Functions for conversion between BFloat16 (16-bit Brain Floating Point) and 32-bit Floating Point numbers and other. More...
Functions | |
| SIMD_API void | SimdFloat32ToBFloat16 (const float *src, size_t size, uint16_t *dst) |
| Converts an array of 32-bit floats to 16-bit bfloat16 values. More... | |
| SIMD_API void | SimdBFloat16ToFloat32 (const uint16_t *src, size_t size, float *dst) |
| Converts an array of 16-bit bfloat16 values to 32-bit floats. More... | |
Detailed Description
Functions for conversion between BFloat16 (16-bit Brain Floating Point) and 32-bit Floating Point numbers and other.
Function Documentation
◆ SimdFloat32ToBFloat16()
| void SimdFloat32ToBFloat16 | ( | const float * | src, |
| size_t | size, | ||
| uint16_t * | dst | ||
| ) |
Converts an array of 32-bit floats to 16-bit bfloat16 values.

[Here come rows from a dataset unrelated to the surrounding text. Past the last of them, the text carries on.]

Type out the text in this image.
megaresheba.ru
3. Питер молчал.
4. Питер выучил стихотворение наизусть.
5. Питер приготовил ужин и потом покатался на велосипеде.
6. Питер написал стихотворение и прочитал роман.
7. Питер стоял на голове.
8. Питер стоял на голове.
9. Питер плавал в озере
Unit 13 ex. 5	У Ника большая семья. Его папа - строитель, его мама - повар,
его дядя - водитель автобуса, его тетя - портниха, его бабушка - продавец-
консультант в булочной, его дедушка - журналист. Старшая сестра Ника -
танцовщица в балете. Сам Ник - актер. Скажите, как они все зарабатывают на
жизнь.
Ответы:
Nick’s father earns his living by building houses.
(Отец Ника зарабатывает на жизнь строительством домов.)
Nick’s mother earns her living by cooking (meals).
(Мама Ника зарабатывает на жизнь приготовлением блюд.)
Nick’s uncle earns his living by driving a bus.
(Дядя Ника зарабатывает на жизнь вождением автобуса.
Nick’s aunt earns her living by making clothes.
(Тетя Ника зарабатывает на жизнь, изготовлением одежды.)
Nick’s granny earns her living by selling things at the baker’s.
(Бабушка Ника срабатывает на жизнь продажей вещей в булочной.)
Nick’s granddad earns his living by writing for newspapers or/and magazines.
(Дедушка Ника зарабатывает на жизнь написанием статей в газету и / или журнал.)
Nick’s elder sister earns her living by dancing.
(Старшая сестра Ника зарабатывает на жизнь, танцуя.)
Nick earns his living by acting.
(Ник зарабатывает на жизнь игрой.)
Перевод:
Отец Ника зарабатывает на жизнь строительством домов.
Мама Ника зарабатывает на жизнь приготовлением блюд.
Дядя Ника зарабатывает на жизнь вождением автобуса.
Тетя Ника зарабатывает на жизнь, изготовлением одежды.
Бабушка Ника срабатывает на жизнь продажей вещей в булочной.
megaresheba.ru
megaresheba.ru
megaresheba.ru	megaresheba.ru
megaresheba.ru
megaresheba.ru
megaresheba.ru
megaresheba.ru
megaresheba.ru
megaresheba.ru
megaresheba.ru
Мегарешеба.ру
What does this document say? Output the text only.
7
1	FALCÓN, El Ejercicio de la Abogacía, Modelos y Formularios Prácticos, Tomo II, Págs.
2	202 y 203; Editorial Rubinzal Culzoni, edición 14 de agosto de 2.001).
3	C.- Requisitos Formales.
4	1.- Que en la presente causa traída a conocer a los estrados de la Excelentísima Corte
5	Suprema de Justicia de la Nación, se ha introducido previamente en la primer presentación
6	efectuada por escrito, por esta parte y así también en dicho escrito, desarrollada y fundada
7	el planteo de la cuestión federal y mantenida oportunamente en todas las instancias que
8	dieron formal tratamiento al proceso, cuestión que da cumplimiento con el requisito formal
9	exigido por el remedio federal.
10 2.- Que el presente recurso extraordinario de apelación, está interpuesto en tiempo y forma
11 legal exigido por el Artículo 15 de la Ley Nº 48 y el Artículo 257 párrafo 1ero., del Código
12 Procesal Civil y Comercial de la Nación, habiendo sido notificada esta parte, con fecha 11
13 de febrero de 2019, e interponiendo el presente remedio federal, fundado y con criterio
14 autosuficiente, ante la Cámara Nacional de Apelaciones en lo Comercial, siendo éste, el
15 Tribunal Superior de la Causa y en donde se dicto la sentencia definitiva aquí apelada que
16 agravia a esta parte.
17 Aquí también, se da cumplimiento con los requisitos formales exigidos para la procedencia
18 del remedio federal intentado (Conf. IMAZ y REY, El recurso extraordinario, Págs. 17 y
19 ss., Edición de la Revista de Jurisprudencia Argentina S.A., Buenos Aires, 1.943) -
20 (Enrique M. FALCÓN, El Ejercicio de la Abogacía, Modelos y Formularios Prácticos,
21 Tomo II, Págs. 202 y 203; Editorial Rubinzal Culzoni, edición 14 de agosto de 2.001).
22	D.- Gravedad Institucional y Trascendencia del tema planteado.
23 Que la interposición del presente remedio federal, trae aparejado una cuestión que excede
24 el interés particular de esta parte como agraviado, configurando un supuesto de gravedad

For each element the function stores the bfloat16 representation of src[i] to dst[i]. The bfloat16 value contains the high 16 bits of IEEE 754 binary32 after rounding the discarded low 16 bits to nearest-even.
- Parameters
-
[in] src - a pointer to the input array with 32-bit float point numbers. [in] size - a number of elements in input and output arrays. [out] dst - a pointer to the output array with 16-bit bfloat16 values.
◆ SimdBFloat16ToFloat32()
| void SimdBFloat16ToFloat32 | ( | const uint16_t * | src, |
| size_t | size, | ||
| float * | dst | ||
| ) |
Converts an array of 16-bit bfloat16 values to 32-bit floats.
For each element the function expands src[i] to IEEE 754 binary32 by placing the bfloat16 bits into the high 16 bits of the result and setting the low 16 bits to zero.
- Parameters
-
[in] src - a pointer to the input array with 16-bit bfloat16 values. [in] size - a number of elements in input and output arrays. [out] dst - a pointer to the output array with 32-bit float point numbers.